Chronic carriers — In general, chronic carriers do not develop recurrent
symptomatic disease. They appear to reach an immunologic equilibrium in which
they are chronically colonized and may excrete large numbers of organisms, but
have a high level of immunity and do not develop clinical disease [12,50-52]. Chronic carriers frequently have high serum antibody titers against
the Vi antigen, which is a clinically useful test for rapid identification of
such patients [13,53].
DIAGNOSIS — The diagnosis of typhoid fever is made by culture of the
causative microorganism in the setting of a compatible clinical illness.
Typhoid fever should be considered in a patient living in, traveling from, or
visiting from an endemic area who presents with abdominal pain, fever, and
chills. In addition, autochthonous cases or outbreaks can occur due to
transmission via chronic carriers [54-56]. Serologic tests are of limited clinical utility. In resource-limited
settings, the diagnosis of typhoid fever is often based upon clinical
manifestations alone.
The
differential diagnosis is broad and includes malaria, amebiasis, dengue fever,
leishmaniasis, and other causes of bacterial gastroenteritis.
Culture — Blood cultures are positive in 40 to 80 percent of
patients, depending upon the series and culture techniques used. Blood cultures
may require several days of incubation. The diagnosis can also be made by
culture of stool, urine, rose spots, or duodenal contents (via string capsule)

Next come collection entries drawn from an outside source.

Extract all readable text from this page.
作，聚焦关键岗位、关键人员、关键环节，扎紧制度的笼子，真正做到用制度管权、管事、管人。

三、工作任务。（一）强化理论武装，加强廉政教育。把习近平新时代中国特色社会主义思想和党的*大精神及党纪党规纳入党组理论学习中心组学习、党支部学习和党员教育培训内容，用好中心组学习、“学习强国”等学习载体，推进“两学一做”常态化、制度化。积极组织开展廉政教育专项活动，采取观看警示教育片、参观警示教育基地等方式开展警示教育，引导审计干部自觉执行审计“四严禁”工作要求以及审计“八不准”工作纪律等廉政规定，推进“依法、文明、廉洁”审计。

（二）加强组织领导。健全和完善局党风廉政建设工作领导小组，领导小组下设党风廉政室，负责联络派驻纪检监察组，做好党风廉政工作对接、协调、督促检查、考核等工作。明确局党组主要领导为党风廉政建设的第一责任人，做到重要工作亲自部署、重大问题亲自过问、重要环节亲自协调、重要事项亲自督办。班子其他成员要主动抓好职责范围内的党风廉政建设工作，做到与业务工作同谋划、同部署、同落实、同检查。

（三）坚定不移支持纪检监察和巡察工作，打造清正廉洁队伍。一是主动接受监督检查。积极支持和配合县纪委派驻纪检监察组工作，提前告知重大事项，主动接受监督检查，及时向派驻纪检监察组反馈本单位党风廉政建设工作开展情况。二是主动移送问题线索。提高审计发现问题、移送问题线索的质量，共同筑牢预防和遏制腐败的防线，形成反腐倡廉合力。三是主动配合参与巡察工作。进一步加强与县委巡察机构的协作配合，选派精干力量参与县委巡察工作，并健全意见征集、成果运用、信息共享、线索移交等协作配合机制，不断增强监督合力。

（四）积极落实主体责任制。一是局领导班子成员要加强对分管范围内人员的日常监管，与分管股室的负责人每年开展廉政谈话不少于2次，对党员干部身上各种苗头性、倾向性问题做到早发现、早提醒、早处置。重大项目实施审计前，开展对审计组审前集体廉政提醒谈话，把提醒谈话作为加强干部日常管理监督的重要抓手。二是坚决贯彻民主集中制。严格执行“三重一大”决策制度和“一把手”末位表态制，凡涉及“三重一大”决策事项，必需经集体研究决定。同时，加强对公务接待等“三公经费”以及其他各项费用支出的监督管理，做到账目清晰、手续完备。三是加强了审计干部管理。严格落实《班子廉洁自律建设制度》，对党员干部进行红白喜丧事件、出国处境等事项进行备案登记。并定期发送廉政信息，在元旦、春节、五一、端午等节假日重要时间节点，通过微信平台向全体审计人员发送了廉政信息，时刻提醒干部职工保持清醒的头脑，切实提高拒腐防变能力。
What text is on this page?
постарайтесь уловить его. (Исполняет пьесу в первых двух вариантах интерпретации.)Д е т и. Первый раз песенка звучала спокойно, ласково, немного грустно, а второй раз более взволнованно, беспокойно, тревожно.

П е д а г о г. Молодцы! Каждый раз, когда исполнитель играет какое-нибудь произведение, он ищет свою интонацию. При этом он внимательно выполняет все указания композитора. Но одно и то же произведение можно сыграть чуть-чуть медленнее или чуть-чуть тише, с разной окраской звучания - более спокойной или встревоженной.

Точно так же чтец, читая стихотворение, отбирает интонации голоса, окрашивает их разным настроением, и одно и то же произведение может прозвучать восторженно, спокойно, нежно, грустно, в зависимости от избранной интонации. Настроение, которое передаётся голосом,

[57]. Stool culture is positive in up to 30 to 40 percent of cases, but is
often negative by the time that systemic symptoms bring patients to medical
attention [46].
Bone marrow
culture is the most sensitive routinely available diagnostic tool [58]. This may be particularly important in complicated cases or when
antimicrobial therapy has already been initiated and the diagnosis remains
uncertain. Bone marrow cultures may be positive in as many as 50 percent of
patients after as many as five days of antibiotics [32]. In one series of 44 patients with typhoid fever, S. typhi was
isolated from 98 percent of bone marrow cultures compared with 70 percent of
blood cultures [59].
S. typhi
isolates should be screened for resistance to nalidixic acid, or have formal
sensitivity testing for the clinically used fluoroquinolones [60,61]. Organisms with nalidixic acid resistance should be anticipated to
have reduced susceptibility to fluoroquinolones, even if fluoroquinolone
sensitivity is reported by the laboratory.
Serology — Serologic tests such as the Widal test are of limited
clinical utility in endemic areas because positive results may represent
previous infection. The Widal test detects anti-S. typhi antibodies, and the
minimal titers defined as positive for the O (surface polysaccharide) antigens
and H (flagellar) antigens must be determined for individual geographic areas;
they are higher in developing regions than in the United States [62]. When paired acute and convalescent samples are studied, a fourfold or
greater increase is considered positive. Positive results have been reported in
46 to 94 percent of cases [63]. In a study of healthy blood donors performed in central India,
seropositivity for typhoid fever using the S. typhi O antigen or S. typhi H
antigen was observed in 8 and 14 percent, respectively [63].
Newer serologic
assays using enzyme-linked immunosorbent assay (ELISA) and dipstick techniques
perform somewhat better than the Widal test, but sensitivity and specificity
are not adequate for routine diagnostic use [64]. An ELISA for antibodies to the capsular polysaccharide Vi antigen is
useful for detection of carriers, but not for the diagnosis of acute illness [13,53].